Les trois pays frappés par Ebola ont appelé mardi la communauté internationale à lancer un "plan Marshall" pour aider à leur redressement économique et gagner la guerre contre Ebola, lors d'une conférence à Bruxelles visant à coordonner les combats encore à livrer contre l'épidémie.
"L'impact d'Ebola sur nos économies a été profond" et cela impose "des plans et stratégies de redressement" pour accompagner à long terme les pays frappés, a déclaré la présidente du Liberia, Ellen Jonhson Sirleaf, devant les principaux acteurs de la lutte contre Ebola réunis dans un palais gouvernemental bruxellois.
"Il n'y a aucun doute que cela va requérir des ressources significatives, même un plan Mashall", sur le modèle du plan américain de reconstruction de l'Europe après la Seconde guerre mondiale, a-t-elle ajouté.
Le Liberia, la Sierra Leone et la Guinée vont "présenter un plan régional" en ce sens lors d'une réunion en avril de la Banque Mondiale et du FMI, a indiqué le président guinéen Alpha Condé. Il a aussi appelé les pays donateurs "à ne pas en rester aux annonces mais à débourser les aides promises", dénonçant des retards en la matière.
Sur les 4,9 milliards de dollars engagés jusque là contre Ebola, 2,4 ont déjà été déboursés, selon une source européenne, pour qui il s'agit d'une rapidité "rare".

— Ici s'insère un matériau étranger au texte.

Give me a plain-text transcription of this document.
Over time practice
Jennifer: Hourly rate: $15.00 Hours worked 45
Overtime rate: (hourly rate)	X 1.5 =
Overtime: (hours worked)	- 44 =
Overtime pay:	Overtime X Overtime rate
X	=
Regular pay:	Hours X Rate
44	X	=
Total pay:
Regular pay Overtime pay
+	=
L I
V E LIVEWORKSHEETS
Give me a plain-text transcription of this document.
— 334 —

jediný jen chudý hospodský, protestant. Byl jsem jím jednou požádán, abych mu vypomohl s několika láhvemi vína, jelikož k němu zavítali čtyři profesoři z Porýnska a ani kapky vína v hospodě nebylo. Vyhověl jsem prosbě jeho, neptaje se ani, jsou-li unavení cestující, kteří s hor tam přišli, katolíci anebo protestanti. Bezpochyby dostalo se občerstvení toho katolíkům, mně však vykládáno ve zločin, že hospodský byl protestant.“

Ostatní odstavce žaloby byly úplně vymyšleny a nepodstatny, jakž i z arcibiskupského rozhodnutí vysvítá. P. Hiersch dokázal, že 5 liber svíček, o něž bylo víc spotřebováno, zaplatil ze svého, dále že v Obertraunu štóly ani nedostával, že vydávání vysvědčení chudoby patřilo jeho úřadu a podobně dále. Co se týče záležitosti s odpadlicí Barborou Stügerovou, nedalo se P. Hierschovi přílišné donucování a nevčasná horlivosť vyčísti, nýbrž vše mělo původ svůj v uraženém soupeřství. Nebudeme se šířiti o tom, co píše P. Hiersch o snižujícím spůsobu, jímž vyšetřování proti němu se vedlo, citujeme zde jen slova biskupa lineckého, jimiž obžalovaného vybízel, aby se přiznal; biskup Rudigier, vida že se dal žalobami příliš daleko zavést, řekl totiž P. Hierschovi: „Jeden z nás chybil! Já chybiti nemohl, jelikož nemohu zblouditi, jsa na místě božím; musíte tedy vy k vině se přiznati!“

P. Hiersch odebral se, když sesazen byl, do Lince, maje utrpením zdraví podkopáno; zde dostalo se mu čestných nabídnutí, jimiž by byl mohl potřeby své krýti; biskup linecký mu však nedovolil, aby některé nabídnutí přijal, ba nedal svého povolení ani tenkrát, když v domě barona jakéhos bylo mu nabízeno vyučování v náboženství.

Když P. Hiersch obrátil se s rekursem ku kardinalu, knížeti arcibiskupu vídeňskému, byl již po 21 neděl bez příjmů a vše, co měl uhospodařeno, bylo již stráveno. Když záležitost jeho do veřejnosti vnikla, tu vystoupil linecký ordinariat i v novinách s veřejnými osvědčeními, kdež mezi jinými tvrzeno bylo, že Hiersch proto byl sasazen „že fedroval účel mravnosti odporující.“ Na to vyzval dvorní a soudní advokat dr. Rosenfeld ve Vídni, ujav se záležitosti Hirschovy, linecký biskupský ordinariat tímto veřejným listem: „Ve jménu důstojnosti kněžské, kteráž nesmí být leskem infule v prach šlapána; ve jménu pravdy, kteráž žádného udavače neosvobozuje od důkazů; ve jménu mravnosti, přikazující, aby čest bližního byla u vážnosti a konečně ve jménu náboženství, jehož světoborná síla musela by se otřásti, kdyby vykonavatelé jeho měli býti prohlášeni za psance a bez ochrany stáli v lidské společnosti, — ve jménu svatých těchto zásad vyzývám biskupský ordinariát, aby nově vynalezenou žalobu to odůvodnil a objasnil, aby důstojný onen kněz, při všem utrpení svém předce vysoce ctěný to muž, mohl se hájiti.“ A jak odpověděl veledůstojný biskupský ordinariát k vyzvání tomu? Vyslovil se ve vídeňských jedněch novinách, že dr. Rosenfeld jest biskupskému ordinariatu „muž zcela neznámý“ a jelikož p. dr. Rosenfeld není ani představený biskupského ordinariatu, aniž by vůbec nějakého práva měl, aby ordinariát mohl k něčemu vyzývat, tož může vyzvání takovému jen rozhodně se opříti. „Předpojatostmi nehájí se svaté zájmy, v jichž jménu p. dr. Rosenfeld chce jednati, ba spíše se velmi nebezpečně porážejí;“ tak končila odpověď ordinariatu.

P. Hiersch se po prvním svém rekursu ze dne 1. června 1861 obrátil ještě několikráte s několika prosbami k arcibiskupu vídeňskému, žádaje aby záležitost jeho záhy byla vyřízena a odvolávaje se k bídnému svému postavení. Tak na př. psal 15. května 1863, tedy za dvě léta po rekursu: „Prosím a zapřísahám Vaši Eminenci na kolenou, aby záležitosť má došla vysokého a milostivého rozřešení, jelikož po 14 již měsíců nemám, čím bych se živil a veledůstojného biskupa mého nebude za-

Les trois pays doivent particulièrement être soutenus pour reconstruire "de manière urgente leurs services sociaux", en particulier en matière de santé et d'éducation, a relevé le président de Sierra Leone, Ernest Bai Koroma.
Chute de 12% du PIB de la région touchée, systèmes de santé sinistrés avec le risque de voir le sida ou la malaria regagner du terrain, production agricole réduite de moitié, secteur minier affecté: un soutien à long terme est de fait requis pour faire face au désastreux impact économique et social de l'épidémie, selon la Commission européenne.
Le FMI a pour sa part annoncé lundi avoir accordé à la Sierra Leone une extension de crédit et un allègement de dette pour un montant total de plus de 187 millions de dollars, espérant que cela aidera "à réunir davantage d'aide financière de la part de la communauté financière internationale".
– Le "zéro cas" visé pour mi-avril –
Les trois dirigeants ont aussi fait front commun contre tout relâchement des efforts livrés sur le terrain pour arriver au "zéro cas" humain. Mme Sirleaf a rappelé qu'ils s'étaient fixés mi-avril pour atteindre cet objectif.
"Il n'y aura pas de victoire totale tant qu'il n'y aura pas zéro cas", a souligné M. Koroma.
Après un "manque de coopération", "cette réponse régionale est une première et c'est intéressant", a salué pour l'AFP la secrétaire d’État française au Développement, Annick Girardin.
L'engagement à redoubler de mobilisation pour éradiquer la fièvre hémorragique était relayé par tous les participants : agences de l'ONU, Banque mondiale, ONG ainsi que délégations européennes, américaine, chinoise, cubaine ou australienne.
Même si la contamination reflue, "l'épidémie n'est pas finie", a insisté la chef de la diplomatie européenne, Federica Mogherini.
"Cela va être une tâche très difficile et méticuleuse", a souligné le coordinateur de l'ONU pour la lutte contre l'épidémie, David Nabarro.
Depuis le pic de l'épidémie, pendant l'automne, les nouveaux cas ont été divisés par dix, passant de quelque 900 à une centaine en moyenne par semaine, selon l'ONU. Quoique tardifs, le sursaut international et l'engagement africain ont permis de contenir l'épidémie, qui a fait quelque 9.700 morts recensés.
Si parmi les trois pays les plus touchés, le Liberia est sur la bonne voie, la tendance est toutefois repartie à la hausse dans certaines zones côtières de Guinée et de Sierra Leone, avec une persistance de foyers aléatoires dans des zones reculées de ces pays d'Afrique de l'Ouest.
Parmi les priorités, la mise en place d'équipes sanitaires volantes pour mieux ventiler la riposte. Une des préoccupations est de convaincre des "communautés qui résistent encore" d'adopter les bonnes pratiques, selon Ismaïl Ould cheikh Ahmed, qui dirige la mission de coordination des Nations unies pour Ebola.
En matière de personnel, "il manque encore de 200 à 300 spécialistes de santé publique", à trouver surtout en Afrique pour plus d'efficacité, a précisé M. Nabarro à l'AFP.
Le retard pris pour mobiliser et former les quelques milliers de soignants requis a toutefois été comblé pour l'essentiel, grâce à l'engagement de nombreux Africains et à la mise en place d'un système d'évacuations médicalisées rassurant les volontaires étrangers.